L’aspect malthusien de la démarche est transparent, et l’on trouve donc un peu partout sur le net des commentaires explicitant ce parallèle, comme dans cette vidéo où un monsieur qui parle du nez a le mérite de le faire en français. Au-delà, pour se (re)mettre à jour sur la vieille pensée malthusienne, on fera avec profit un détour par le premier épisode de la série Le péril démographique parue sur France Culture le 9 avril 2018, quelques semaines avant la sortie d’Infinity Wars (2018) le premier de nos deux volets.
Celui-ci se termine mal, par la réalisation du plan simplet mais efficace de Thanos. Pendant tout le film, le stock de super-héros disponibles pour s’y opposer, mal coordonnés, affaiblis par leurs querelles politiques et leurs affects trop humains pour être super, se fait rouler dessus. Outre la dysmétrie entre l’efficacité panzerienne du régulateur assassin et l’inefficience de la bande brouillonne des gentils individualistes en mal de coordination -parfois les Avengers on dirait la gauche française- c’est aussi au niveau du temps laissé aux protagonistes pour s’opposer leurs arguments que Thanos gagne haut la main la première manche. C’est simple, si le CSA passe par là, la campagne Infinity Wars est annulée : Le vilain à tout le temps de déblatérer sur son programme quand le camp d’en face semble condamné à l’action, voire à la réaction, sans ligne directrice ; question équilibre du temps de parole le résultat vaut un squatage présidentiel de faux débat face aux revendications d’une bande hétéroclite en costume jaune.
C’est ce partit pris qui avait suscité l’ire du l’agence de propagande néolibérale Foundation for Economic Education, laquelle c’était fendue d’une vidéo opposant a Malthus-Thanos un prêche tout droit sorti des saintes écritures de Milton Friedman. En résumé : attention les enfants, ne croyez pas ce que dit le méchant monsieur violet, la croissance infinie dans un monde fini, c’est possible, ça ne dépend que de vous, les super-héros de la libre entreprise libre-échangiste et concurrentielle, amen. 10 minutes de joie simple comme un cerveau bien lavé, à découvrir ici.

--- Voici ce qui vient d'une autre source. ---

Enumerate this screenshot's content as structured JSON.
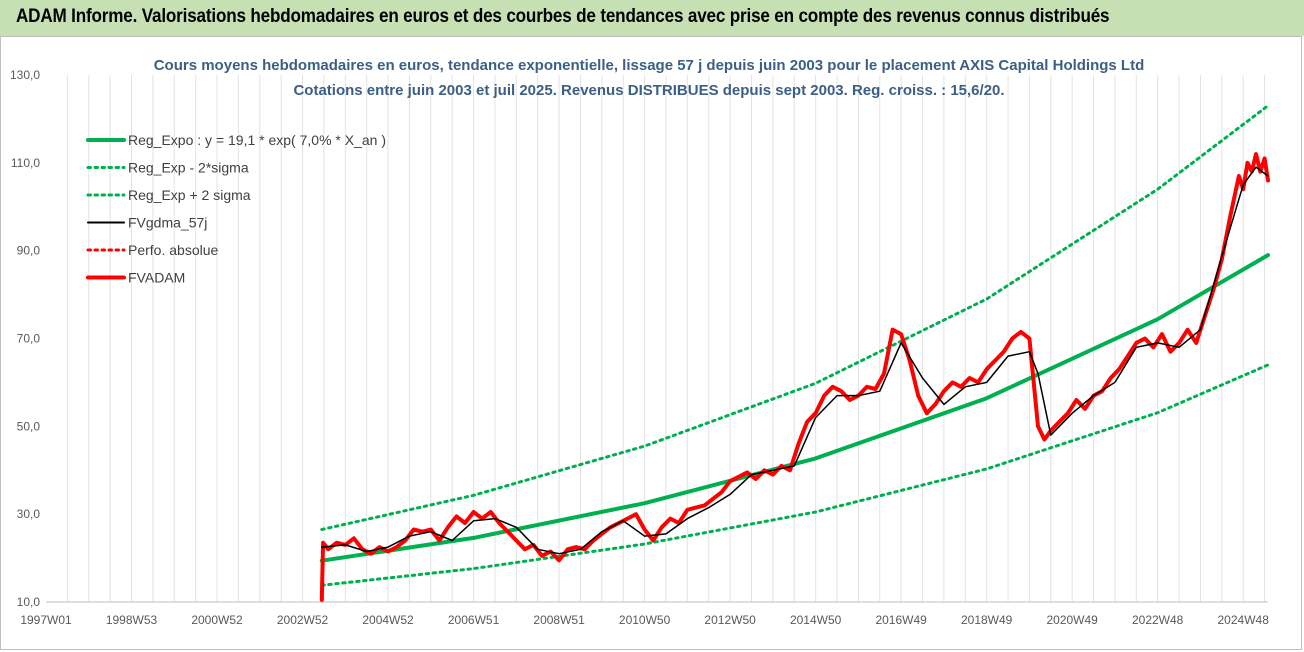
{
  "banner": {
    "title": "ADAM Informe. Valorisations hebdomadaires en euros et des courbes de tendances avec prise en compte des revenus connus distribués"
  },
  "chart_data": {
    "type": "line",
    "title": "Cours moyens hebdomadaires en euros, tendance exponentielle, lissage 57 j depuis juin 2003 pour le placement AXIS Capital Holdings Ltd",
    "subtitle": "Cotations entre juin 2003 et juil 2025.  Revenus DISTRIBUES depuis sept 2003. Reg. croiss. : 15,6/20.",
    "xlabel": "",
    "ylabel": "",
    "x_range": [
      1997.0,
      2025.58
    ],
    "ylim": [
      10,
      130
    ],
    "y_ticks": [
      "10,0",
      "30,0",
      "50,0",
      "70,0",
      "90,0",
      "110,0",
      "130,0"
    ],
    "y_tick_values": [
      10,
      30,
      50,
      70,
      90,
      110,
      130
    ],
    "x_ticks": [
      "1997W01",
      "1998W53",
      "2000W52",
      "2002W52",
      "2004W52",
      "2006W51",
      "2008W51",
      "2010W50",
      "2012W50",
      "2014W50",
      "2016W49",
      "2018W49",
      "2020W49",
      "2022W48",
      "2024W48"
    ],
    "x_tick_values": [
      1997.0,
      1999.0,
      2001.0,
      2003.0,
      2005.0,
      2007.0,
      2009.0,
      2011.0,
      2013.0,
      2015.0,
      2017.0,
      2019.0,
      2021.0,
      2023.0,
      2025.0
    ],
    "grid": {
      "vertical": true,
      "horizontal": false
    },
    "legend": "top-left",
    "series": [
      {
        "name": "Reg_Expo : y = 19,1 * exp( 7,0% *  X_an )",
        "style": "solid-thick",
        "color": "#00b050",
        "x": [
          2003.45,
          2007,
          2011,
          2015,
          2019,
          2023,
          2025.58
        ],
        "y": [
          19.4,
          24.6,
          32.5,
          42.7,
          56.4,
          74.4,
          89.0
        ]
      },
      {
        "name": "Reg_Exp - 2*sigma",
        "style": "dotted",
        "color": "#00b050",
        "x": [
          2003.45,
          2007,
          2011,
          2015,
          2019,
          2023,
          2025.58
        ],
        "y": [
          13.8,
          17.6,
          23.2,
          30.5,
          40.3,
          53.1,
          64.0
        ]
      },
      {
        "name": "Reg_Exp + 2 sigma",
        "style": "dotted",
        "color": "#00b050",
        "x": [
          2003.45,
          2007,
          2011,
          2015,
          2019,
          2023,
          2025.58
        ],
        "y": [
          26.5,
          34.3,
          45.5,
          59.8,
          79.0,
          104.0,
          123.0
        ]
      },
      {
        "name": "FVgdma_57j",
        "style": "solid",
        "color": "#000000",
        "x": [
          2003.45,
          2004,
          2004.5,
          2005,
          2005.5,
          2006,
          2006.5,
          2007,
          2007.5,
          2008,
          2008.5,
          2009,
          2009.5,
          2010,
          2010.5,
          2011,
          2011.5,
          2012,
          2012.5,
          2013,
          2013.5,
          2014,
          2014.5,
          2015,
          2015.5,
          2016,
          2016.5,
          2017,
          2017.5,
          2018,
          2018.5,
          2019,
          2019.5,
          2020,
          2020.2,
          2020.5,
          2021,
          2021.5,
          2022,
          2022.5,
          2023,
          2023.5,
          2024,
          2024.3,
          2024.6,
          2025,
          2025.3,
          2025.58
        ],
        "y": [
          22.5,
          23.0,
          21.5,
          22.5,
          25.0,
          26.0,
          24.0,
          28.5,
          29.0,
          27.0,
          22.0,
          21.0,
          22.0,
          26.0,
          28.5,
          25.0,
          25.5,
          29.0,
          31.5,
          34.5,
          39.0,
          40.0,
          41.0,
          52.0,
          57.0,
          57.0,
          58.0,
          69.0,
          61.0,
          55.0,
          59.0,
          60.0,
          66.0,
          67.0,
          62.0,
          48.0,
          53.0,
          57.0,
          60.0,
          68.0,
          69.0,
          68.0,
          72.0,
          82.0,
          92.0,
          105.0,
          109.0,
          107.0
        ]
      },
      {
        "name": "Perfo. absolue",
        "style": "dotted",
        "color": "#ff0000",
        "x": [],
        "y": []
      },
      {
        "name": "FVADAM",
        "style": "solid-thick",
        "color": "#ff0000",
        "x": [
          2003.45,
          2003.48,
          2003.6,
          2003.8,
          2004.0,
          2004.2,
          2004.4,
          2004.6,
          2004.8,
          2005.0,
          2005.2,
          2005.4,
          2005.6,
          2005.8,
          2006.0,
          2006.2,
          2006.4,
          2006.6,
          2006.8,
          2007.0,
          2007.2,
          2007.4,
          2007.6,
          2007.8,
          2008.0,
          2008.2,
          2008.4,
          2008.6,
          2008.8,
          2009.0,
          2009.2,
          2009.4,
          2009.6,
          2009.8,
          2010.0,
          2010.2,
          2010.4,
          2010.6,
          2010.8,
          2011.0,
          2011.2,
          2011.4,
          2011.6,
          2011.8,
          2012.0,
          2012.2,
          2012.4,
          2012.6,
          2012.8,
          2013.0,
          2013.2,
          2013.4,
          2013.6,
          2013.8,
          2014.0,
          2014.2,
          2014.4,
          2014.6,
          2014.8,
          2015.0,
          2015.2,
          2015.4,
          2015.6,
          2015.8,
          2016.0,
          2016.2,
          2016.4,
          2016.6,
          2016.8,
          2017.0,
          2017.2,
          2017.4,
          2017.6,
          2017.8,
          2018.0,
          2018.2,
          2018.4,
          2018.6,
          2018.8,
          2019.0,
          2019.2,
          2019.4,
          2019.6,
          2019.8,
          2020.0,
          2020.1,
          2020.2,
          2020.35,
          2020.5,
          2020.7,
          2020.9,
          2021.1,
          2021.3,
          2021.5,
          2021.7,
          2021.9,
          2022.1,
          2022.3,
          2022.5,
          2022.7,
          2022.9,
          2023.1,
          2023.3,
          2023.5,
          2023.7,
          2023.9,
          2024.1,
          2024.3,
          2024.5,
          2024.7,
          2024.9,
          2025.0,
          2025.1,
          2025.2,
          2025.3,
          2025.4,
          2025.5,
          2025.58
        ],
        "y": [
          10.5,
          23.5,
          22.0,
          23.5,
          23.0,
          24.5,
          22.0,
          21.0,
          22.5,
          21.5,
          22.5,
          24.0,
          26.5,
          26.0,
          26.5,
          24.0,
          27.0,
          29.5,
          28.0,
          30.5,
          29.0,
          30.5,
          28.0,
          26.0,
          24.0,
          22.0,
          23.0,
          20.5,
          21.5,
          19.5,
          22.0,
          22.5,
          22.0,
          24.0,
          25.5,
          27.0,
          28.0,
          29.0,
          30.0,
          26.5,
          24.0,
          27.0,
          29.0,
          28.0,
          31.0,
          31.5,
          32.0,
          33.5,
          35.0,
          37.5,
          38.5,
          39.5,
          38.0,
          40.0,
          39.0,
          41.0,
          40.0,
          46.0,
          51.0,
          53.0,
          57.0,
          59.0,
          58.0,
          56.0,
          57.0,
          59.0,
          58.5,
          62.0,
          72.0,
          71.0,
          65.0,
          57.0,
          53.0,
          55.0,
          58.0,
          60.0,
          59.0,
          61.0,
          60.0,
          63.0,
          65.0,
          67.0,
          70.0,
          71.5,
          70.0,
          60.0,
          50.0,
          47.0,
          49.0,
          51.0,
          53.0,
          56.0,
          54.0,
          57.0,
          58.0,
          61.0,
          63.0,
          66.0,
          69.0,
          70.0,
          68.0,
          71.0,
          67.0,
          69.0,
          72.0,
          69.0,
          75.0,
          81.0,
          88.0,
          98.0,
          107.0,
          104.0,
          110.0,
          108.0,
          112.0,
          108.0,
          111.0,
          106.0
        ]
      }
    ]
  }
}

Avoir de tels opposants, ça donnerai presque envie de voter Thanos, mais cette vidéo présente néanmoins deux intérêts : le premier c’est qu’elle considère cet Avengers comme baromètre de l’influence de l’idée malthusienne, ce qui, considérant la diffusion des produits Marvel, et ces deux films conclusif en particulier, n’est pas totalement incongru. On découvre au passage le succès du meme Thanos did nothing wrong. Certes la phrase provoc calquée sur une première version hitlérienne ne dit rien de l’adhésion publique à la thèse de la surpopulation mondiale comme cause première de nos maux, mais dénote une présence de l’idée qui dépasse le simple support du film.
Le second intérêt est dans la démonstration : le malaise des néolibéraux n’est pas simplement l’idée malthusienne, effectivement critiquable, mais celle de limites physiques à la croissance économique, limites dont le dépassement systémique nous envoie directement vers une série d’effondrements menaçant la viabilité terrestre. Le choix des scénaristes d’en faire la motivation unique de Thanos (ce qui n’est pas une simple traduction narrative du comic) s’inscrit clairement dans le contexte de la catastrophe environnementale mondiale et de l’absence patente de solution politique au sein des institutions existantes.
On comprend aussi qu’utiliser des milliards de budget et le soft power hollywoodien pour faire perdre à la fois Captain America (l’optimisme de la nation dans l’adversité) et Iron Man (le capitalisme patho-adolescent en voie d’autorégulation), tout en faisant disparaître en fumée Black Panther (le dépassement du racisme structurel américain) n’est pas une proposition acceptable. C’est donc au second volet, sortit il y a peu, de rattraper le coup en sifflant la fin de la partie.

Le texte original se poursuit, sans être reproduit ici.